Artinya, masa moratorium ini adalah momen yang sangat tepat untuk memperbaiki tata kelola hutan di Indonesia, sehingga hutan dan segala aktivitas di dalamnya tidak kontraproduktif dengan fungsi utama hutan untuk menjaga keseimbangan alam dan keanekaragaman hayati di dalamnya.
Hal yang bisa dilakukan selama moratorium ini, adalah melakukan evaluasi terhadap semua perijinan yang telah dikeluarkan baik oleh Menteri Kehutanan maupun oleh pemerintah daerah di berbagai tingkatan, serta menerapkan sanksi ke perusahaan-perusahaan yang melakukan pelanggaran, misalnya bagi pelaku pembakaran lahan. Hal ini untuk mencegah bencana asap yang sekarang terjadi, tidak terjadi lagi.
Pekerjaan ini memang besar dan tidak sederhana, namun dengan adanya Unit Kerja Presiden untuk Pengawasan dan Pengendalian Pembangunan (UKP4) yang memiliki Satuan Tugas (Satgas) khusus di bidang kehutanan, yaitu Satgas REDD+, harusnya hal ini dapat dilakukan.

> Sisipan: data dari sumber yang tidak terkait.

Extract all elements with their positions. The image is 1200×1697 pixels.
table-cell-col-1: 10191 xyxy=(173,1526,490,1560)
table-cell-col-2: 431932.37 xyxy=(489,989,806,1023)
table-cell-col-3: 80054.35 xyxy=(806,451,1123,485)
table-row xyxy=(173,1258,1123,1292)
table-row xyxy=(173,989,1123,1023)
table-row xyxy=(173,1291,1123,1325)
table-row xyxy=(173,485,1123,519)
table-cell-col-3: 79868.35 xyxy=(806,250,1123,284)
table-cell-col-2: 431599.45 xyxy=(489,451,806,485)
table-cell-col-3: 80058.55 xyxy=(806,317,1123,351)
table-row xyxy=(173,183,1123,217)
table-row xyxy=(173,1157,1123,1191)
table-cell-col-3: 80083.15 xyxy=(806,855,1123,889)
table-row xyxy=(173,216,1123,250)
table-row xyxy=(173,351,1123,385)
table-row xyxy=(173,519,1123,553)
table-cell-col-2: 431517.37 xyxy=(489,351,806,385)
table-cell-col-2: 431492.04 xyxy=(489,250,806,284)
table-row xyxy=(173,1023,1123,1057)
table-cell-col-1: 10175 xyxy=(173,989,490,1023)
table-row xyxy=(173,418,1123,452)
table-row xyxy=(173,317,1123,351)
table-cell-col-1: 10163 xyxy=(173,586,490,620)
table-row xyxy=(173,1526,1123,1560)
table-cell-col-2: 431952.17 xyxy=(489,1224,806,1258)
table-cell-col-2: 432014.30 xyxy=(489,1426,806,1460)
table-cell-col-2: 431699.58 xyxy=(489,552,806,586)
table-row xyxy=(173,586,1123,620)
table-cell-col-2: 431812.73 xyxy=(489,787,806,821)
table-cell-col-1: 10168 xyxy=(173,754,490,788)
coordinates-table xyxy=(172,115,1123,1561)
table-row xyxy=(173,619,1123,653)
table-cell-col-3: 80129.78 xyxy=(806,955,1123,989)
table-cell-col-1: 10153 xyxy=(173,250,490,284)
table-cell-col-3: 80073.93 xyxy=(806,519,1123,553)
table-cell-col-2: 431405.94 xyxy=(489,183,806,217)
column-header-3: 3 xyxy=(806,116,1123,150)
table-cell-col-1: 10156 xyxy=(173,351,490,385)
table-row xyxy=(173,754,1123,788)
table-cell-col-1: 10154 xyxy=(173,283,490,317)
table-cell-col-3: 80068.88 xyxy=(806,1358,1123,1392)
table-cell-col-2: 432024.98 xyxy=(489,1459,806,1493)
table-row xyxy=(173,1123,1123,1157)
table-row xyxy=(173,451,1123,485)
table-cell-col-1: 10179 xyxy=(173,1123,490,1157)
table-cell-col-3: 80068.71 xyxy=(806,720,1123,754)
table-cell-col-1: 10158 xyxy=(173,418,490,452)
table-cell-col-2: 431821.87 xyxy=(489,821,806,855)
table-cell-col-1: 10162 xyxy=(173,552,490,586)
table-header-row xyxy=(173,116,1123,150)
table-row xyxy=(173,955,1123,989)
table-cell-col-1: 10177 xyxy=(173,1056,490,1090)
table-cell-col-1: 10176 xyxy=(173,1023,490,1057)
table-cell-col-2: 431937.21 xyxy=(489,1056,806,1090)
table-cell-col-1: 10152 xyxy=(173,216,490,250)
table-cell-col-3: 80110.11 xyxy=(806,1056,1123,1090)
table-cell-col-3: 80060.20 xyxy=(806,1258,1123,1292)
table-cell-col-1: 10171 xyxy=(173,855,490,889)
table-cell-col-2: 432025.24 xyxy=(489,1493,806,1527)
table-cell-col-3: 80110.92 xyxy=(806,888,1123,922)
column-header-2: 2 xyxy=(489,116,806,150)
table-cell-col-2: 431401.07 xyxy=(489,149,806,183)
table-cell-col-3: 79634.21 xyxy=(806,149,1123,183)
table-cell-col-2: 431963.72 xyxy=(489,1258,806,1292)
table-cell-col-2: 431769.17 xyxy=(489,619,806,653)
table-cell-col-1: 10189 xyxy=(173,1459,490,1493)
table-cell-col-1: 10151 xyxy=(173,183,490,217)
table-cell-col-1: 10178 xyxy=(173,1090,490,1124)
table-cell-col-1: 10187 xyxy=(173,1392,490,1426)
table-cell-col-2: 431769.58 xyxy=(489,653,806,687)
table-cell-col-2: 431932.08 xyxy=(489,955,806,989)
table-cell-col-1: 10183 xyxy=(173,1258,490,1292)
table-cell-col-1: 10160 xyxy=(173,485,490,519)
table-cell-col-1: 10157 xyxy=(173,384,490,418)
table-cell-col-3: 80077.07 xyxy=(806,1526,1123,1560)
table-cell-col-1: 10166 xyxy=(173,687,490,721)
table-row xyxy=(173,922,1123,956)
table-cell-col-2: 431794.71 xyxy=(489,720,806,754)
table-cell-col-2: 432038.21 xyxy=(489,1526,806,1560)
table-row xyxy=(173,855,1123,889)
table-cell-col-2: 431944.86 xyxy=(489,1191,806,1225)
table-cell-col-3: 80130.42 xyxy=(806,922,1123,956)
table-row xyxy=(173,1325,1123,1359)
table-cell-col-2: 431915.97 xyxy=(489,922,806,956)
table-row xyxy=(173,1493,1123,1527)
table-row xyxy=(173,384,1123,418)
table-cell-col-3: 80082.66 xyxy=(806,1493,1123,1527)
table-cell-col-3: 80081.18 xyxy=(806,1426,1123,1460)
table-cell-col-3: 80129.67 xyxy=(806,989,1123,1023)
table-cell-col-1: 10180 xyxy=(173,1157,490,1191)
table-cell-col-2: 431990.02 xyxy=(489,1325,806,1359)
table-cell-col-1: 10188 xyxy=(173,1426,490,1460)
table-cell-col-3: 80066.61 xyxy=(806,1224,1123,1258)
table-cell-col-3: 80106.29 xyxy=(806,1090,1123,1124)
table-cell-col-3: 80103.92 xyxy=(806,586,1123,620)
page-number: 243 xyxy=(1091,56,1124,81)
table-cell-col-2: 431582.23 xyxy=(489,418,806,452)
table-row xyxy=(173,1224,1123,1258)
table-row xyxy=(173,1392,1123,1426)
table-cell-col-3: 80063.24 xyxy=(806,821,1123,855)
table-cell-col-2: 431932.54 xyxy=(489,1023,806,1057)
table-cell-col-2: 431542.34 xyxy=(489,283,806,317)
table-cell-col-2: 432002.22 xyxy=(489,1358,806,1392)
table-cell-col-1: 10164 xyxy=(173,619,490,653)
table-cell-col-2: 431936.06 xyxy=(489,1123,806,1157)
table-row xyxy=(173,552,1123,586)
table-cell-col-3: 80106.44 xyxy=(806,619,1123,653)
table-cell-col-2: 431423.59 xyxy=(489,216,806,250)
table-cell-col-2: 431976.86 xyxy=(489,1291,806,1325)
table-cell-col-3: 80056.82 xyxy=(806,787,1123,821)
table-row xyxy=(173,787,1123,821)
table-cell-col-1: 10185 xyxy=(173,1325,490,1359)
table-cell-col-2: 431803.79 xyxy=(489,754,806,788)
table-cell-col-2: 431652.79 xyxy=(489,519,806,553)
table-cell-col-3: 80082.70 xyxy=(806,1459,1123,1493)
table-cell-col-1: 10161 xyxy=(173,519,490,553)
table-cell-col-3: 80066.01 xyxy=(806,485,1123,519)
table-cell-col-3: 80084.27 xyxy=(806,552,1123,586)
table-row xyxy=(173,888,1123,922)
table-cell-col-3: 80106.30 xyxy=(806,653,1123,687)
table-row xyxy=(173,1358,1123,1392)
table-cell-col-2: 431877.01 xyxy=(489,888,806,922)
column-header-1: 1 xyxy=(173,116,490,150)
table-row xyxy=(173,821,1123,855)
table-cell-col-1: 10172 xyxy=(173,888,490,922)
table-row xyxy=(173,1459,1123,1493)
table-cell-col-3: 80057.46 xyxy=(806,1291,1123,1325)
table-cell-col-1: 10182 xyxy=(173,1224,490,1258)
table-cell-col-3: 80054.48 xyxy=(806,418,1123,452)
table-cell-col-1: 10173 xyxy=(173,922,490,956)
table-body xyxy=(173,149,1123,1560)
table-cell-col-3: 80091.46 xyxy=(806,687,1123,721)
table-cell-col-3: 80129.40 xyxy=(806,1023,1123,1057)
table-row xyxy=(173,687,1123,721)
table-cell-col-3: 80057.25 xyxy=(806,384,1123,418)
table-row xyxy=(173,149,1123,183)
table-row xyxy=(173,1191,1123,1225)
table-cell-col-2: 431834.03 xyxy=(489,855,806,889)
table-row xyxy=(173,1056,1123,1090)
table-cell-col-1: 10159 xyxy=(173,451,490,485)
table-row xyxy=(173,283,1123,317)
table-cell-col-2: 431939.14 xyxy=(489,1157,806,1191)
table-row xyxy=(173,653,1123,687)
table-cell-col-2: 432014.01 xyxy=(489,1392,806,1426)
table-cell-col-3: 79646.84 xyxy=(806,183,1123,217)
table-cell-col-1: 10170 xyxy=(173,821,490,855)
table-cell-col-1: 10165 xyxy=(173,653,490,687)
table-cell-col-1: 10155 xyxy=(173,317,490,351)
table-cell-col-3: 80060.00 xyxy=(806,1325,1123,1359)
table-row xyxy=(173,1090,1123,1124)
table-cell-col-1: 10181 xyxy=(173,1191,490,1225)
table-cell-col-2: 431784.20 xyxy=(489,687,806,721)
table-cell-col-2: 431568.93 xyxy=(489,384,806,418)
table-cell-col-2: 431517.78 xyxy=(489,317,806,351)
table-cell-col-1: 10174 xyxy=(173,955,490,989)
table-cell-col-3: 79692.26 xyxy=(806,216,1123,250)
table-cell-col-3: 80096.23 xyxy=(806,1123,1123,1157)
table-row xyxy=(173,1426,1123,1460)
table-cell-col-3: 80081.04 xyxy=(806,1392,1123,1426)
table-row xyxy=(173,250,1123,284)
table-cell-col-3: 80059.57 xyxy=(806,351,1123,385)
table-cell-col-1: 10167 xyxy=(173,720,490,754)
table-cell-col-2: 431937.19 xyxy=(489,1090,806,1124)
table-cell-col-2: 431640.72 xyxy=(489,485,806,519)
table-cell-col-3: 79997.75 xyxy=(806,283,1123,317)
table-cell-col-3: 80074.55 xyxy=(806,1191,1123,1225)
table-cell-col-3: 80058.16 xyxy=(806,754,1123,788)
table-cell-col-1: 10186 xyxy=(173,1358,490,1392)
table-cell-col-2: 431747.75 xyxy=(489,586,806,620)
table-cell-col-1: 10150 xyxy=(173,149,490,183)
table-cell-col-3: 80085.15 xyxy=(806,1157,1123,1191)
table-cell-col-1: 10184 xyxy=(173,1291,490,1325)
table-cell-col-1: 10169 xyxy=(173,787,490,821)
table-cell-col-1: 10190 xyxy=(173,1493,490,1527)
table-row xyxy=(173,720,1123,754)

Sedangkan untuk jangka pendek, para pelaku pembakaran hutan, individu maupun korporasi harus dijerat. Sudah ada perangkat hukum terkait ini yaitu UU NO. 18 Tahun 2004 tentang Perkebunan dan Peraturan Pemerintah No. 45 Tahun 2004 tentang Perlindungan Hutan. Diatur di dalamnya bahwa pembakar hutan, baik perorangan maupun perusahaan, dapat dihukum maksimal 10 tahun penjara dan didenda Rp. 10-15 Milyar.
Meskipun implementasi peraturan perundangan ini masih belum terdengar, tidak ada salahnya “momentum” kebakaran hutan Riau yang menjadi kisruh di tingkat daerah, nasional dan regional dipergunakan sebaik-baiknya.
Akhirnya, catatan penting agar langkah jangka pendek maupun panjang ini bisa terlaksanan, diperlukannya koordinasi dan komunikasi yang intensif, bukan hanya antar kementerian dan lembaga terkait, namun juga dengan pemerintah daerah, masyarakat sipil dan perusahaan-perusahaan yang sudah mengantongi HPH itu sendiri.